Welcher Sachverhalt lag der Entscheidung zu Grunde?

In der Rechtssache Song Lihua gegen Lee Chee Hon [2023] HKCFI 2540 ging es um einen Vertragsstreit zwischen den Parteien, bei dem die Parteien ihre Differenzen durch ein Schiedsverfahren der Chengdu Arbitration Commission in China beilegen wollten.
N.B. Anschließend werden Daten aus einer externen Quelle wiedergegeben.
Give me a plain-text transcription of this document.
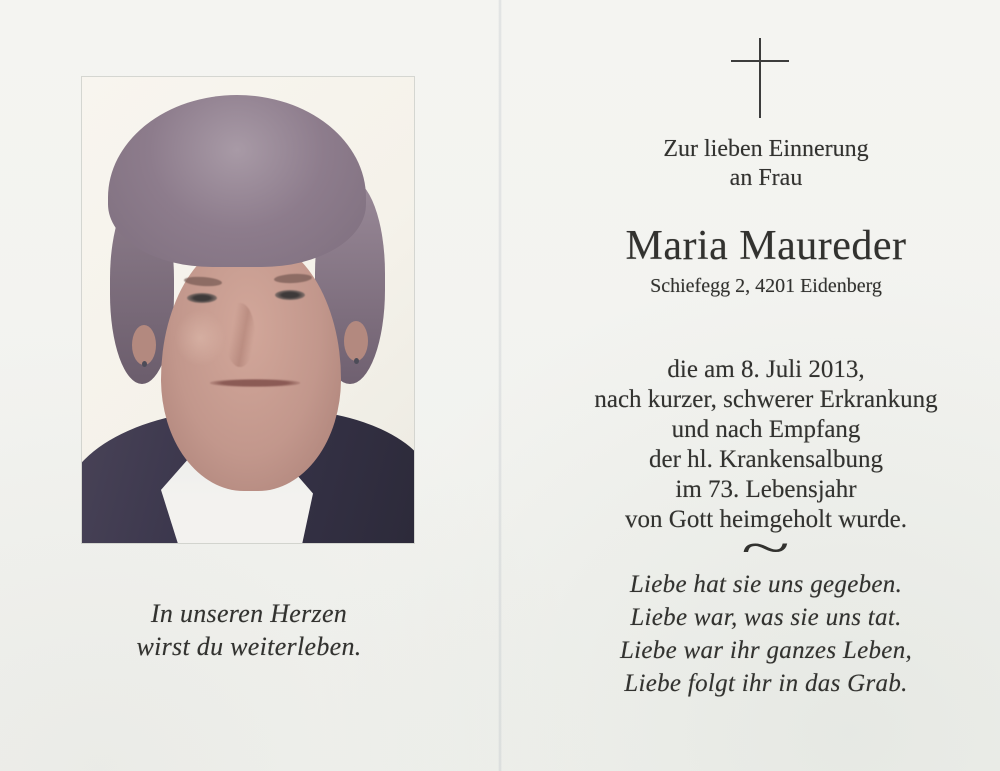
In unseren Herzen
wirst du weiterleben.
Zur lieben Einnerung
an Frau
Maria Maureder
Schiefegg 2, 4201 Eidenberg
die am 8. Juli 2013,
nach kurzer, schwerer Erkrankung
und nach Empfang
der hl. Krankensalbung
im 73. Lebensjahr
von Gott heimgeholt wurde.
~
Liebe hat sie uns gegeben.
Liebe war, was sie uns tat.
Liebe war ihr ganzes Leben,
Liebe folgt ihr in das Grab.
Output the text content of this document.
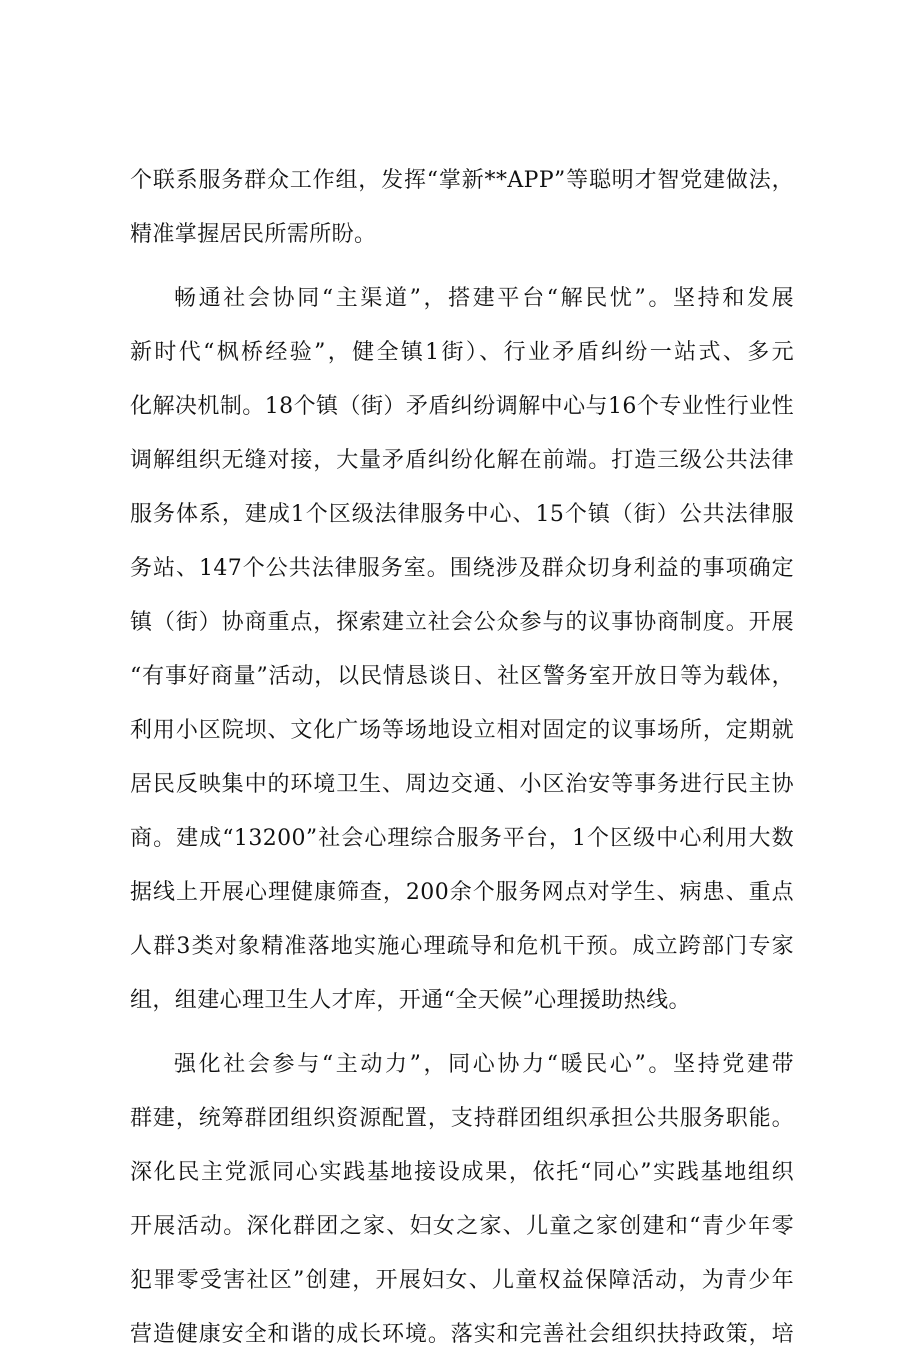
个联系服务群众工作组，发挥“掌新**APP”等聪明才智党建做法，
精准掌握居民所需所盼。
畅通社会协同“主渠道”，搭建平台“解民忧”。坚持和发展
新时代“枫桥经验”，健全镇1街）、行业矛盾纠纷一站式、多元
化解决机制。18个镇（街）矛盾纠纷调解中心与16个专业性行业性
调解组织无缝对接，大量矛盾纠纷化解在前端。打造三级公共法律
服务体系，建成1个区级法律服务中心、15个镇（街）公共法律服
务站、147个公共法律服务室。围绕涉及群众切身利益的事项确定
镇（街）协商重点，探索建立社会公众参与的议事协商制度。开展
“有事好商量”活动，以民情恳谈日、社区警务室开放日等为载体，
利用小区院坝、文化广场等场地设立相对固定的议事场所，定期就
居民反映集中的环境卫生、周边交通、小区治安等事务进行民主协
商。建成“13200”社会心理综合服务平台，1个区级中心利用大数
据线上开展心理健康筛查，200余个服务网点对学生、病患、重点
人群3类对象精准落地实施心理疏导和危机干预。成立跨部门专家
组，组建心理卫生人才库，开通“全天候”心理援助热线。
强化社会参与“主动力”，同心协力“暖民心”。坚持党建带
群建，统筹群团组织资源配置，支持群团组织承担公共服务职能。
深化民主党派同心实践基地接设成果，依托“同心”实践基地组织
开展活动。深化群团之家、妇女之家、儿童之家创建和“青少年零
犯罪零受害社区”创建，开展妇女、儿童权益保障活动，为青少年
营造健康安全和谐的成长环境。落实和完善社会组织扶持政策，培
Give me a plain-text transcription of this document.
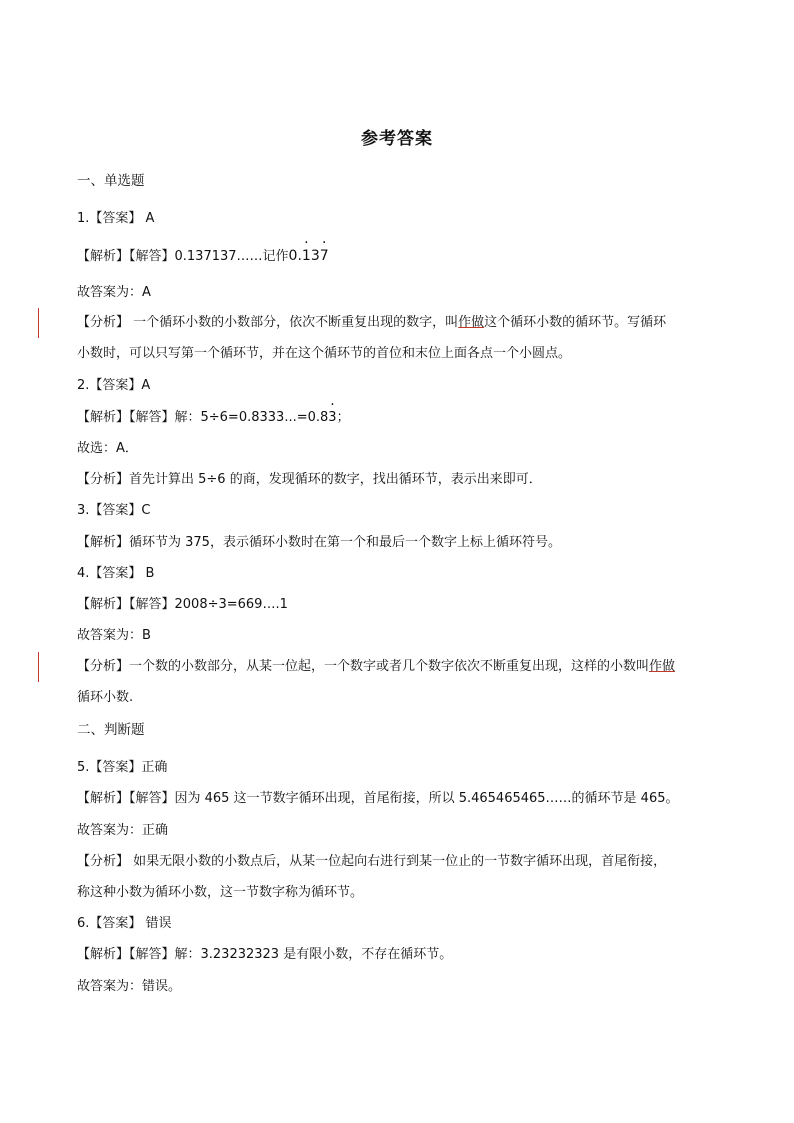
参考答案
一、单选题
1.【答案】 A
【解析】【解答】0.137137……记作0.· 13· 7
故答案为：A
【分析】 一个循环小数的小数部分，依次不断重复出现的数字，叫作做这个循环小数的循环节。写循环
小数时，可以只写第一个循环节，并在这个循环节的首位和末位上面各点一个小圆点。
2.【答案】A
【解析】【解答】解：5÷6=0.8333...=0.8· 3；
故选：A．
【分析】首先计算出 5÷6 的商，发现循环的数字，找出循环节，表示出来即可．
3.【答案】C
【解析】循环节为 375，表示循环小数时在第一个和最后一个数字上标上循环符号。
4.【答案】 B
【解析】【解答】2008÷3=669….1
故答案为：B
【分析】一个数的小数部分，从某一位起，一个数字或者几个数字依次不断重复出现，这样的小数叫作做
循环小数.
二、判断题
5.【答案】正确
【解析】【解答】因为 465 这一节数字循环出现，首尾衔接，所以 5.465465465……的循环节是 465。
故答案为：正确
【分析】 如果无限小数的小数点后，从某一位起向右进行到某一位止的一节数字循环出现，首尾衔接，
称这种小数为循环小数，这一节数字称为循环节。
6.【答案】 错误
【解析】【解答】解：3.23232323 是有限小数，不存在循环节。
故答案为：错误。
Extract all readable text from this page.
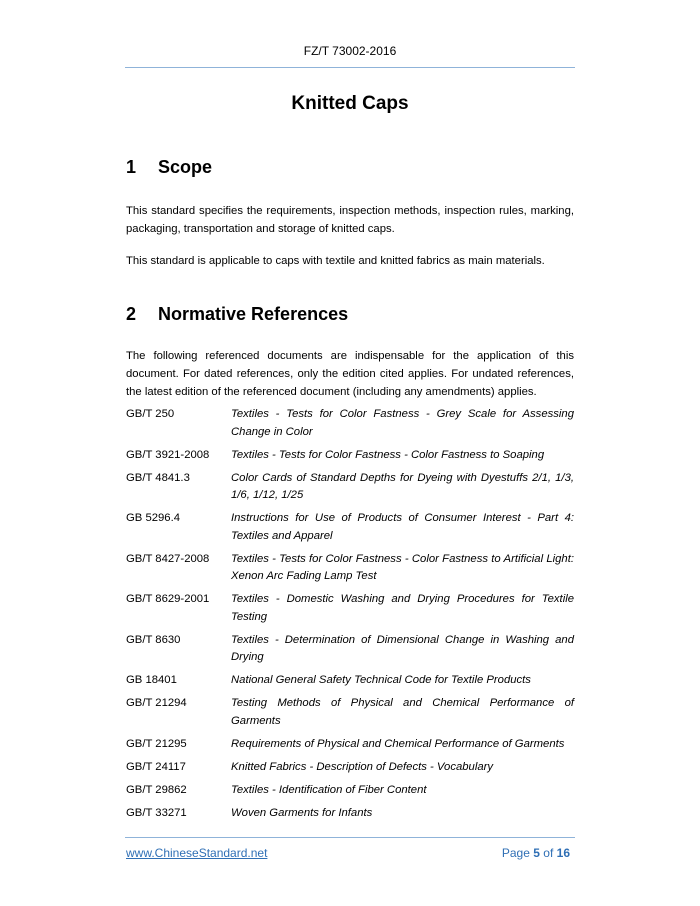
FZ/T 73002-2016
Knitted Caps
1 Scope
This standard specifies the requirements, inspection methods, inspection rules, marking, packaging, transportation and storage of knitted caps.
This standard is applicable to caps with textile and knitted fabrics as main materials.
2 Normative References
The following referenced documents are indispensable for the application of this document. For dated references, only the edition cited applies. For undated references, the latest edition of the referenced document (including any amendments) applies.
GB/T 250	Textiles - Tests for Color Fastness - Grey Scale for Assessing Change in Color
GB/T 3921-2008	Textiles - Tests for Color Fastness - Color Fastness to Soaping
GB/T 4841.3	Color Cards of Standard Depths for Dyeing with Dyestuffs 2/1, 1/3, 1/6, 1/12, 1/25
GB 5296.4	Instructions for Use of Products of Consumer Interest - Part 4: Textiles and Apparel
GB/T 8427-2008	Textiles - Tests for Color Fastness - Color Fastness to Artificial Light: Xenon Arc Fading Lamp Test
GB/T 8629-2001	Textiles - Domestic Washing and Drying Procedures for Textile Testing
GB/T 8630	Textiles - Determination of Dimensional Change in Washing and Drying
GB 18401	National General Safety Technical Code for Textile Products
GB/T 21294	Testing Methods of Physical and Chemical Performance of Garments
GB/T 21295	Requirements of Physical and Chemical Performance of Garments
GB/T 24117	Knitted Fabrics - Description of Defects - Vocabulary
GB/T 29862	Textiles - Identification of Fiber Content
GB/T 33271	Woven Garments for Infants
www.ChineseStandard.net	Page 5 of 16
Das Schiedsgericht setzte sich aus drei Schiedsrichtern zusammen, von denen einer per Videokonferenz an der Verhandlung teilnahm. Der per Videokonferenz zugeschaltete Schiedsrichter wurde dabei beobachtet, wie er umherging, sich mit anderen Personen unterhielt und die Verbindung zur Anhörung mehrmals unterbrach. Einmal tauchte er sogar auf dem Vordersitz eines Privatwagens auf und justierte seinen Sicherheitsgurt. Die Beweise zeigten außerdem, dass der Schiedsrichter bei verschiedenen Gelegenheiten weder mit anderen Schiedsrichtern noch mit dem Sekretär des Schiedsgerichts gesprochen hatte, als er gefragt wurde, ob sie von ihm gehört werden könnten, noch durch Gesten zu verstehen gab, dass er die Fragen gehört hatte. Das Schiedsgericht entschied schließlich zu Gunsten von Song Lihua und verurteilte Lee Chee Hon zur Zahlung von rund 340 Millionen RMB (rund 43.684.006 Euro).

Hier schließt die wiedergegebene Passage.